In 2000 there were 409 persons (or 14.1% of the population) who were living alone in a private dwelling. There were 815 (or 28.1%) persons who were part of a couple (married or otherwise committed) without children, and 1,456 (or 50.2%) who were part of a couple with children. There were 144 (or 5.0%) people who lived in single parent home, while there are 25 persons who were adult children living with one or both parents, 9 persons who lived in a household made up of relatives, 22 who lived household made up of unrelated persons, and 19 who are either institutionalized or live in another type of collective housing.

In the 2007 federal election the most popular party was the SVP which received 36.1% of the vote. The next three most popular parties were the CVP (25%), the SP (16.1%) and the FDP (9.8%).

In Steinach about 72.3% of the population (between age 25–64) have completed either non-mandatory upper secondary education or additional higher education (either university or a Fachhochschule).
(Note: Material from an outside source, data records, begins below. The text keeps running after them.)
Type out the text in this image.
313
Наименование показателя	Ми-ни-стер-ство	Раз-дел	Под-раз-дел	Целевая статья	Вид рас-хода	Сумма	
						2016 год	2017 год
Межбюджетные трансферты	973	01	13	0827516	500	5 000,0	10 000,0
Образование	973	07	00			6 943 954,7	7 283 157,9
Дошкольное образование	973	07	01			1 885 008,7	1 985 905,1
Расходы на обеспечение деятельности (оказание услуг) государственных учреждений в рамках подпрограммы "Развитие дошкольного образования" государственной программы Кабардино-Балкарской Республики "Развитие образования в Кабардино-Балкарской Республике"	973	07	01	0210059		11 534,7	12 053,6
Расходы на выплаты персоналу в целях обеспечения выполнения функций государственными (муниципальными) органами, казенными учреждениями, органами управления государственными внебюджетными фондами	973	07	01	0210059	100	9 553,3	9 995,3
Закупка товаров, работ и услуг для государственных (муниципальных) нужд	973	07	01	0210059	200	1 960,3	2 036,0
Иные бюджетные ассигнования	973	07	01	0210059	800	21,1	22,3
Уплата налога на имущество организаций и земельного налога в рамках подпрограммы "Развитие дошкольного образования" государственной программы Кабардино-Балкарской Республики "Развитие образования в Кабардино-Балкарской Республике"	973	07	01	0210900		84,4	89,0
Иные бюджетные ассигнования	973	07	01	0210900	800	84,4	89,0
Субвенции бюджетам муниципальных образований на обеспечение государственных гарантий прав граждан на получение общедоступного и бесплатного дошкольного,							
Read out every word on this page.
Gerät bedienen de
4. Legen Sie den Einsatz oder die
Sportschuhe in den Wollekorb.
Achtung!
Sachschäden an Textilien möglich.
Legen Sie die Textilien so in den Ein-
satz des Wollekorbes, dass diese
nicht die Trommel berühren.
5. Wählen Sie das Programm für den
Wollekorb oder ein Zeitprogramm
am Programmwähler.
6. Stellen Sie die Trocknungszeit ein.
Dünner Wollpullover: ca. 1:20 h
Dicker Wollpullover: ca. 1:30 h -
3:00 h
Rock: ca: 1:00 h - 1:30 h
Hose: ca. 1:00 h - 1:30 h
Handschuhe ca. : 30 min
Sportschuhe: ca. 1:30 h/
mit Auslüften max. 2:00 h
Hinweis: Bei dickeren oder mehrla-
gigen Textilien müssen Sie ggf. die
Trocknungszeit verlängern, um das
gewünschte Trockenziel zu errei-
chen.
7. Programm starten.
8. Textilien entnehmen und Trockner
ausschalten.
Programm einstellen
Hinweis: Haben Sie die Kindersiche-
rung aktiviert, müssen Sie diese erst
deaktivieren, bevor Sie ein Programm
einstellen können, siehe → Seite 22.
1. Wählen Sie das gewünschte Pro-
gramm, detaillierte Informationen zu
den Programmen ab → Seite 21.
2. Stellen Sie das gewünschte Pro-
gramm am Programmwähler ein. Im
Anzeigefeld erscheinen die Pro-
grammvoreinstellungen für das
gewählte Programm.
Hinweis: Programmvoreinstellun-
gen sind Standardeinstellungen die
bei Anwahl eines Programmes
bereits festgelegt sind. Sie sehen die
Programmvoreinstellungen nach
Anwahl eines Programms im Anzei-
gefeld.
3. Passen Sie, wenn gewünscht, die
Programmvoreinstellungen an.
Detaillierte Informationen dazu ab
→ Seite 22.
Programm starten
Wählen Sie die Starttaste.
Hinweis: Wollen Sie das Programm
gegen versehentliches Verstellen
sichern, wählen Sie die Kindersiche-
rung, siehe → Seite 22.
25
Out of the total population in Steinach, As of 2000, the highest education level completed by 663 people (22.9% of the population) was Primary, while 1,172 (40.4%) have completed their secondary education, 304 (10.5%) have attended a Tertiary school, and 107 (3.7%) are not in school. The remainder did not answer this question.

==Economy==
As of In 2007 2007, Steinach had an unemployment rate of 1.79%. As of 2005, there were 69 people employed in the primary economic sector and about 24 businesses involved in this sector. 1,273 people are employed in the secondary sector and there are 47 businesses in this sector. 309 people are employed in the tertiary sector, with 81 businesses in this sector. As of October 2009 the average unemployment rate was 3.2%. There were 140 businesses in the municipality of which 43 were involved in the secondary sector of the economy while 75 were involved in the third. As of 2000 there were 459 residents who worked in the municipality, while 1,090 residents worked outside Steinach and 1,042 people commuted into the municipality for work.

==Religion==
From the 2000 census, 1,462 or 50.4% are Roman Catholic, while 760 or 26.2% belonged to the Swiss Reformed Church. Of the rest of the population, there are 2 individuals (or about 0.07% of the population) who belong to the Christian Catholic faith, there are 87 individuals (or about 3.00% of the population) who belong to the Orthodox Church, and there are 86 individuals (or about 2.97% of the population) who belong to another Christian church. There are 136 (or about 4.69% of the population) who are Islamic. There are 6 individuals (or about 0.21% of the population) who belong to another church (not listed on the census), 274 (or about 9.45% of the population) belong to no church, are agnostic or atheist, and 86 individuals (or about 2.97% of the population) did not answer the question.

==Sights==
The Schlosslandschaft Rorschach / Alter Rhein, a number of castles in a region along the Rhine river, is designated as part of the Inventory of Swiss Heritage Sites. The Schlosslandschaft is shared between Berg, Goldach, Mörschwil, Rheineck, Rorschacherberg, St. Margrethen, Steinach, Thal and Tübach.